The Kelly Criterion states that when facing a series of profitable bets, your wagers should grow proportionally with your bankroll and with your edge on each bet. Specifically, that you should bet a percentage of your bankroll equivalent to your expected edge — if a bet has a 55% chance to go your way your edge is 55%-45%=10% and you should risk 10% of your bankroll on it (assuming equal amounts wagered and won).

Source: Kelly Bet on Everything

Highlights

  • Log scales apply to the difficulty and value you get for most things. Life satisfaction grows with log(money).
  • What kind of Kelly bets can you make with money? Investments are the obvious one, and standard investment advice is to switch to high-risk-high-return assets when you have some money to spare.
  • You can also make bets on your ability to make money: take on a side project, look for a new job, start your own business, ask for a raise. Each one entails a risk and a possible reward. Your bankroll is your literal bankroll, your edge is your ability to make money for yourself or your employer.
  • Whatever creative outlet you have, you get better by getting feedback from the audience. This is a gamble — if people don’t like what you’re making you won’t get their attention next time.

“I wrote this post because of my endless frustration with my friends who have the most slack in life also being the most risk averse. They have plenty of savings but stay in soul-sucking jobs for years. They complain about the monotony of social life but refuse to instigate a change. They don’t travel, don’t do drugs, don’t pick fights, don’t flirt, don’t express themselves. They don’t want to think about kids because their lives are just so comfortable and why would you mess with that?”

They often credit their modest success to their risk-aversion, when it’s entirely due to them being two standard deviations smarter than everyone they grew up with. By refusing to bet on themselves they’re consigned forever to do 20% better than the most average of their peers. To make 20% more money with a 20% nicer boyfriend and 1.2 Twitter followers”.

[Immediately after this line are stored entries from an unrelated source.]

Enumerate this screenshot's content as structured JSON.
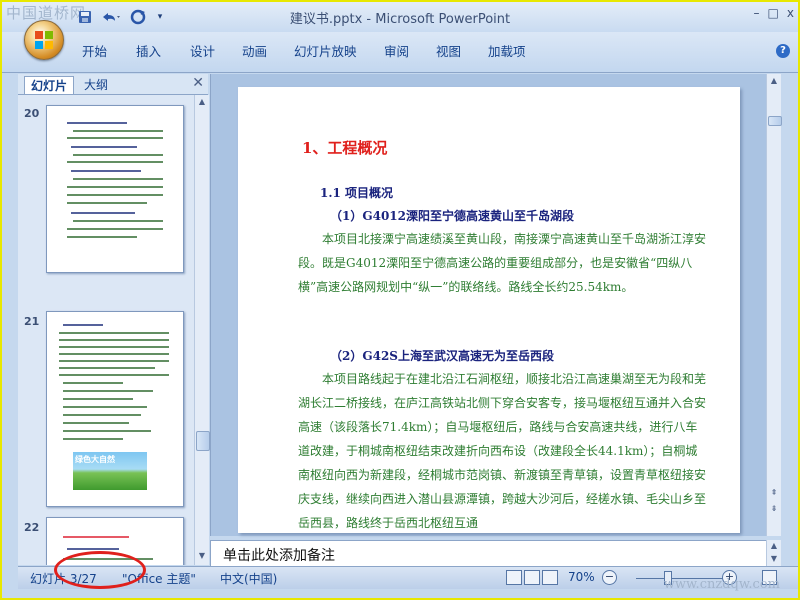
{
  "watermark_top": "中国道桥网",
  "watermark_bottom": "www.cnzdqw.com",
  "title_bar": {
    "title": "建议书.pptx - Microsoft PowerPoint"
  },
  "quick_access": {
    "dropdown": "▾"
  },
  "window_controls": {
    "minimize": "–",
    "maximize": "□",
    "close": "x"
  },
  "ribbon_tabs": [
    "开始",
    "插入",
    "设计",
    "动画",
    "幻灯片放映",
    "审阅",
    "视图",
    "加载项"
  ],
  "help": "?",
  "slide_panel": {
    "tab_slides": "幻灯片",
    "tab_outline": "大纲",
    "close": "✕"
  },
  "thumbnails": [
    {
      "number": "20"
    },
    {
      "number": "21",
      "image_caption": "绿色大自然"
    },
    {
      "number": "22"
    }
  ],
  "slide": {
    "heading": "1、工程概况",
    "subheading": "1.1 项目概况",
    "section1_title": "（1）G4012溧阳至宁德高速黄山至千岛湖段",
    "section1_text": "本项目北接溧宁高速绩溪至黄山段，南接溧宁高速黄山至千岛湖浙江淳安段。既是G4012溧阳至宁德高速公路的重要组成部分，也是安徽省“四纵八横”高速公路网规划中“纵一”的联络线。路线全长约25.54km。",
    "section2_title": "（2）G42S上海至武汉高速无为至岳西段",
    "section2_text": "本项目路线起于在建北沿江石涧枢纽，顺接北沿江高速巢湖至无为段和芜湖长江二桥接线，在庐江高铁站北侧下穿合安客专，接马堰枢纽互通并入合安高速（该段落长71.4km）；自马堰枢纽后，路线与合安高速共线，进行八车道改建，于桐城南枢纽结束改建折向西布设（改建段全长44.1km）；自桐城南枢纽向西为新建段，经桐城市范岗镇、新渡镇至青草镇，设置青草枢纽接安庆支线，继续向西进入潜山县源潭镇，跨越大沙河后，经槎水镇、毛尖山乡至岳西县，路线终于岳西北枢纽互通"
  },
  "notes_placeholder": "单击此处添加备注",
  "status_bar": {
    "slide_counter": "幻灯片 3/27",
    "theme": "\"Office 主题\"",
    "language": "中文(中国)",
    "zoom": "70%",
    "zoom_minus": "−",
    "zoom_plus": "+"
  },
  "colors": {
    "heading": "#e0201c",
    "subheading": "#1a237e",
    "body_text": "#2e7d32",
    "highlight_circle": "#e0201c"
  }
}
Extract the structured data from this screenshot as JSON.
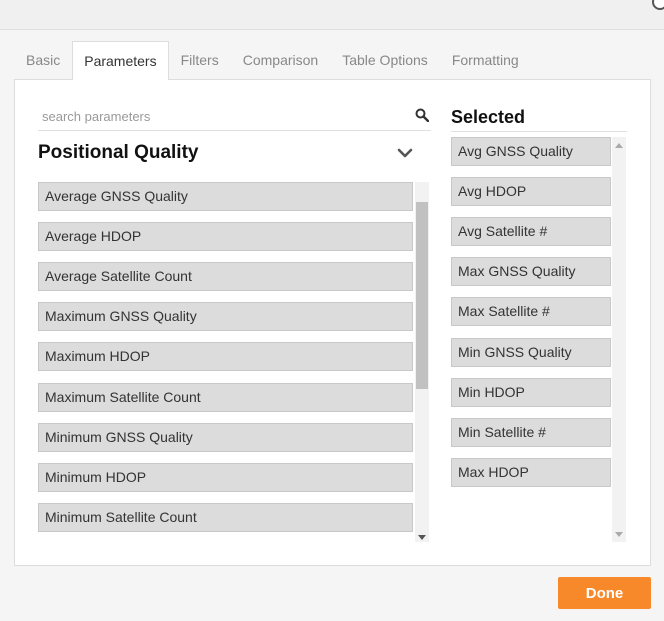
{
  "tabs": [
    {
      "label": "Basic",
      "active": false
    },
    {
      "label": "Parameters",
      "active": true
    },
    {
      "label": "Filters",
      "active": false
    },
    {
      "label": "Comparison",
      "active": false
    },
    {
      "label": "Table Options",
      "active": false
    },
    {
      "label": "Formatting",
      "active": false
    }
  ],
  "search": {
    "placeholder": "search parameters",
    "value": ""
  },
  "group": {
    "title": "Positional Quality"
  },
  "parameters": [
    "Average GNSS Quality",
    "Average HDOP",
    "Average Satellite Count",
    "Maximum GNSS Quality",
    "Maximum HDOP",
    "Maximum Satellite Count",
    "Minimum GNSS Quality",
    "Minimum HDOP",
    "Minimum Satellite Count"
  ],
  "selected": {
    "title": "Selected",
    "items": [
      "Avg GNSS Quality",
      "Avg HDOP",
      "Avg Satellite #",
      "Max GNSS Quality",
      "Max Satellite #",
      "Min GNSS Quality",
      "Min HDOP",
      "Min Satellite #",
      "Max HDOP"
    ]
  },
  "footer": {
    "done_label": "Done"
  },
  "colors": {
    "accent": "#f7892b",
    "item_bg": "#dcdcdc"
  }
}
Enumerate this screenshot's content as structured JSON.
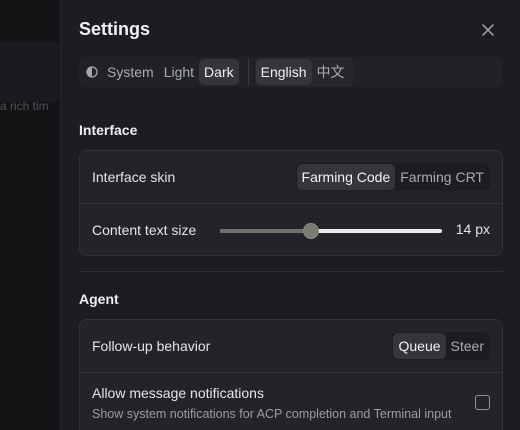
{
  "background": {
    "snippet": "a rich tim"
  },
  "panel": {
    "title": "Settings"
  },
  "topbar": {
    "theme_options": [
      "System",
      "Light",
      "Dark"
    ],
    "theme_selected": "Dark",
    "language_options": [
      "English",
      "中文"
    ],
    "language_selected": "English"
  },
  "interface": {
    "heading": "Interface",
    "skin": {
      "label": "Interface skin",
      "options": [
        "Farming Code",
        "Farming CRT"
      ],
      "selected": "Farming Code"
    },
    "text_size": {
      "label": "Content text size",
      "value": "14 px",
      "slider_fraction": 0.41
    }
  },
  "agent": {
    "heading": "Agent",
    "followup": {
      "label": "Follow-up behavior",
      "options": [
        "Queue",
        "Steer"
      ],
      "selected": "Queue"
    },
    "notifications": {
      "label": "Allow message notifications",
      "description": "Show system notifications for ACP completion and Terminal input",
      "checked": false
    }
  },
  "colors": {
    "panel_bg": "#1c1d20",
    "card_bg": "#232428",
    "accent_slider": "#6f7369"
  },
  "icons": {
    "close": "close-icon",
    "theme": "half-circle-theme-icon"
  }
}
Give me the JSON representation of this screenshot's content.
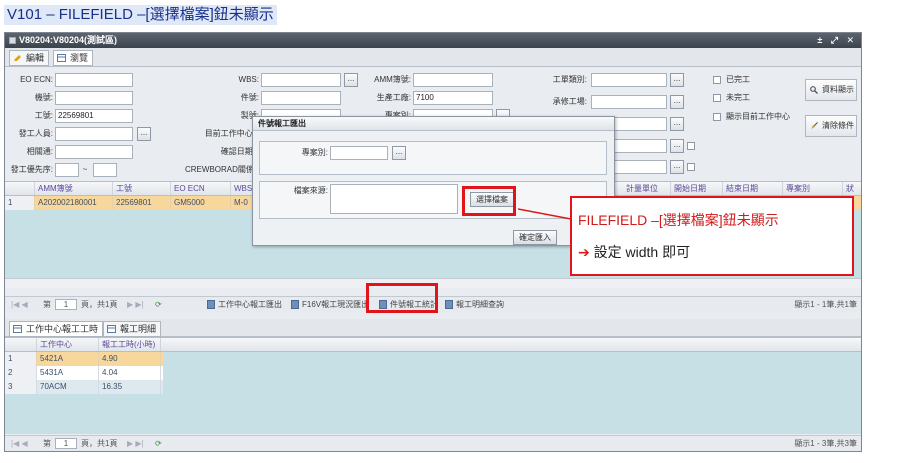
{
  "doc_title": "V101 – FILEFIELD –[選擇檔案]鈕未顯示",
  "window": {
    "title": "V80204:V80204(測試區)",
    "controls": "± ⤢ ✕",
    "tabs": [
      "編輯",
      "瀏覽"
    ]
  },
  "form": {
    "labels": {
      "eo_ecn": "EO ECN:",
      "model": "機號:",
      "work_no": "工號:",
      "issuer": "發工人員:",
      "rel_route": "相關通:",
      "issue_priority": "發工優先序:",
      "wbs": "WBS:",
      "part_no": "件號:",
      "make_no": "製號:",
      "current_wc": "目前工作中心:",
      "conf_date": "確認日期:",
      "crew_board": "CREWBORAD關係:",
      "amm_ledger": "AMM簿號:",
      "prod_wc": "生產工廠:",
      "case_no": "專案別:",
      "work_class": "工單類別:",
      "accept_plant": "承修工場:"
    },
    "values": {
      "work_no": "22569801",
      "prod_wc": "7100",
      "priority_sep": "~"
    },
    "checkboxes": [
      "已完工",
      "未完工",
      "顯示目前工作中心"
    ],
    "side_buttons": [
      "資料顯示",
      "清除條件"
    ]
  },
  "grid1": {
    "headers": [
      "AMM簿號",
      "工號",
      "EO ECN",
      "WBS",
      "計量單位",
      "開始日期",
      "結束日期",
      "專案別",
      "狀"
    ],
    "rows": [
      {
        "idx": "1",
        "amm": "A202002180001",
        "work_no": "22569801",
        "eo": "GM5000",
        "wbs": "M-0"
      }
    ],
    "pager": {
      "page_label": "第",
      "page_value": "1",
      "page_total": "頁，共1頁",
      "buttons": [
        "工作中心報工匯出",
        "F16V報工現況匯出",
        "件號報工統計",
        "報工明細查詢"
      ],
      "display": "顯示1 - 1筆,共1筆"
    }
  },
  "grid2": {
    "tabs": [
      "工作中心報工工時",
      "報工明細"
    ],
    "headers": [
      "工作中心",
      "報工工時(小時)"
    ],
    "rows": [
      {
        "idx": "1",
        "wc": "5421A",
        "hrs": "4.90"
      },
      {
        "idx": "2",
        "wc": "5431A",
        "hrs": "4.04"
      },
      {
        "idx": "3",
        "wc": "70ACM",
        "hrs": "16.35"
      }
    ],
    "pager": {
      "page_label": "第",
      "page_value": "1",
      "page_total": "頁，共1頁",
      "display": "顯示1 - 3筆,共3筆"
    }
  },
  "popup": {
    "title": "件號報工匯出",
    "case_label": "專案別:",
    "file_label": "檔案來源:",
    "select_file": "選擇檔案",
    "confirm": "確定匯入",
    "ellipsis": "..."
  },
  "callout": {
    "line1": "FILEFIELD –[選擇檔案]鈕未顯示",
    "arrow": "➔",
    "line2": "設定  width  即可"
  },
  "colors": {
    "annotation": "#e0141a",
    "grid_body": "#c6e0e6",
    "selected_row": "#f7d79b"
  }
}
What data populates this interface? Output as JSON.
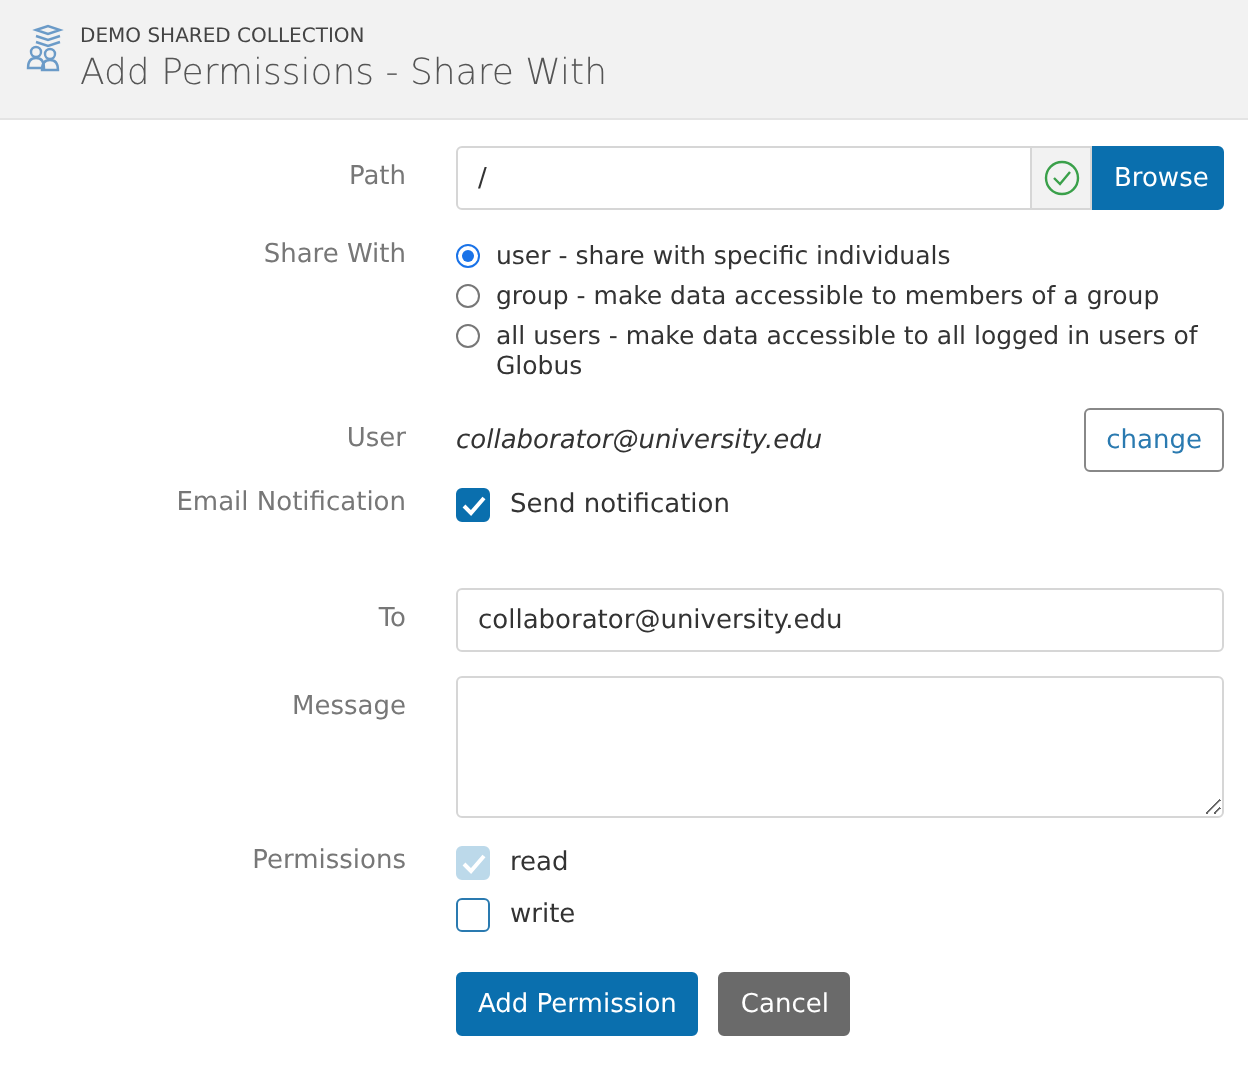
{
  "header": {
    "subtitle": "DEMO SHARED COLLECTION",
    "title": "Add Permissions - Share With"
  },
  "path": {
    "label": "Path",
    "value": "/",
    "valid": true,
    "button": "Browse"
  },
  "share_with": {
    "label": "Share With",
    "options": [
      {
        "label": "user - share with specific individuals",
        "selected": true
      },
      {
        "label": "group - make data accessible to members of a group",
        "selected": false
      },
      {
        "label": "all users - make data accessible to all logged in users of Globus",
        "selected": false
      }
    ]
  },
  "user": {
    "label": "User",
    "value": "collaborator@university.edu",
    "button": "change"
  },
  "email_notification": {
    "label": "Email Notification",
    "checkbox": {
      "label": "Send notification",
      "checked": true,
      "disabled": false
    }
  },
  "to": {
    "label": "To",
    "value": "collaborator@university.edu"
  },
  "message": {
    "label": "Message"
  },
  "permissions": {
    "label": "Permissions",
    "items": [
      {
        "label": "read",
        "checked": true,
        "disabled": true
      },
      {
        "label": "write",
        "checked": false,
        "disabled": false
      }
    ]
  },
  "buttons": {
    "primary": "Add Permission",
    "secondary": "Cancel"
  }
}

Source: Kelly Bet on Everything

Practical

  • The idea of a Kelly bet ties in pretty well with that of ‘optionality’ in Nassim Taleb’s Antifragile. I will be looking for low-downside, high-upside bets which use my comparative informational or slack-based advantage as leverage.
    • An example is cryptocurrency—worst-case scenarios see my balance drop to zero but best case is an order-of-magnitude increase in wealth as digital currency increases as a proportion of global GDP;
    • Another is the creation of a second revenue stream using slack generated through my full-time career. This is not so clear-cut but I need to be ready to execute on an opportunity when it appears I have a unique competitive or first-mover advantage.